È stata inevitabilmente una giornata anomala per i tifosi spallini a Pavia: dalla notte in bianco per le conseguenze del terremoto, agli applausi riservati ai giocatori al triplice fischio dell’arbitro Pasqua di Tivoli. Nell’ampio settore dello stadio Fortunati hanno iniziato a cantare in dodici e hanno finito in ottanta. Effetti collaterali di metodi organizzativi e filosofie diverse, da una parte i club e dall’altra il nucleo pulsante del tifo della Ovest.
Gli ultras all’inizio scelgono di rimanere fuori come annunciato alla vigilia e fanno intuire la loro presenza solo nel minuto di raccoglimento prepartita, quando oltre le mura dello stadio si sentono rumorosi i cori della curva formato trasferta. Tutto particolare anche il rituale mattutino, con i tifosi ferraresi accolti quasi alla stregua di profughi nei bar e ristoranti della città a causa delle preoccupanti notizie sul terremoto. I pavesi chiedono, si informano e infine fanno gli auguri per il futuro, salvo ricordare che sugli auguri riguardanti la partita non si transige. La solidarietà è una cosa, ma il pallone impone di mantenere il campanilismo.

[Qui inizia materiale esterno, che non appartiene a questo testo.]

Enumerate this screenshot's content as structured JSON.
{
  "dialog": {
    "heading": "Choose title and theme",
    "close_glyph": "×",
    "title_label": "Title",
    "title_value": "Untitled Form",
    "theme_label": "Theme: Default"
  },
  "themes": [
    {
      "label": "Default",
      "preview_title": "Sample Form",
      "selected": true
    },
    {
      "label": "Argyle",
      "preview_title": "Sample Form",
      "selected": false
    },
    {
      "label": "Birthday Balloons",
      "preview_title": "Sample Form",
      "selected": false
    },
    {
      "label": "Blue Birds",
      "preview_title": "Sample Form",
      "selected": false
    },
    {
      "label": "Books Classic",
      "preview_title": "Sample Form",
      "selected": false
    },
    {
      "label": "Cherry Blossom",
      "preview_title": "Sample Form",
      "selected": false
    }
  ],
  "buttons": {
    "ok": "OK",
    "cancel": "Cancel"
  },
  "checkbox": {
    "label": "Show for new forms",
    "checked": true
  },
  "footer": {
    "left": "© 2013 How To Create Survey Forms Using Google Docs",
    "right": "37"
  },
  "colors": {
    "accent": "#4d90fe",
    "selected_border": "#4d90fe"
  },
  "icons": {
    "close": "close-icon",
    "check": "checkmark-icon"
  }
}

Al primo corner guadagnato da Fortunato sotto il settore ospiti la sparuta minoranza di tifosi spallini prova a intonare il tradizionale “Forza Spal” per propiziare il vantaggio, o quantomeno certificare la propria presenza. Missione non riuscita, almeno per quanto concerne il primo dei due propositi. In tribuna durante l’intervallo ci si chiede cosa ne sia della folta pattuglia di supporter rimasta fuori: entreranno? Stanno cantando? Non si riescono a reperire informazioni, il fitto vociare del pubblico locale impedisce di sintonizzarsi sulle frequenze dei cuori biancazzurri della Ovest.
Poi al decimo della ripresa la svolta: un ragazzo entra nel settore come una scheggia brandendo una bandiera con l’antico ovetto. È il segnale. Alla spicciolata e con il consueto carico di contagioso entusiasmo seguono tutti gli altri. Arriva un gigantesco bandierone, viene stesa una pezza dei tifosi della Carrarese, accorsi per dare man forte e ribadire l’amicizia con i tifosi ferraresi. Parte l’ouverture tradizionale: “Eh alé alé alé alé alé alé la Spaaaaaaal…” e come per una corrispondenza fisiologica da lì in poi la Spal torna padrona della situazione, fino al fischio finale. Il grosso del lavoro è fatto, Bedin, Zamboni e Capecchi salutano a braccia alzate regalando le loro divise. Ora serve l’ultimo sforzo, tra una settimana, tutti insieme, nel tempio del Paolo Mazza che deve per forza di cose essere, se non riempito, almeno meno desolante del solito.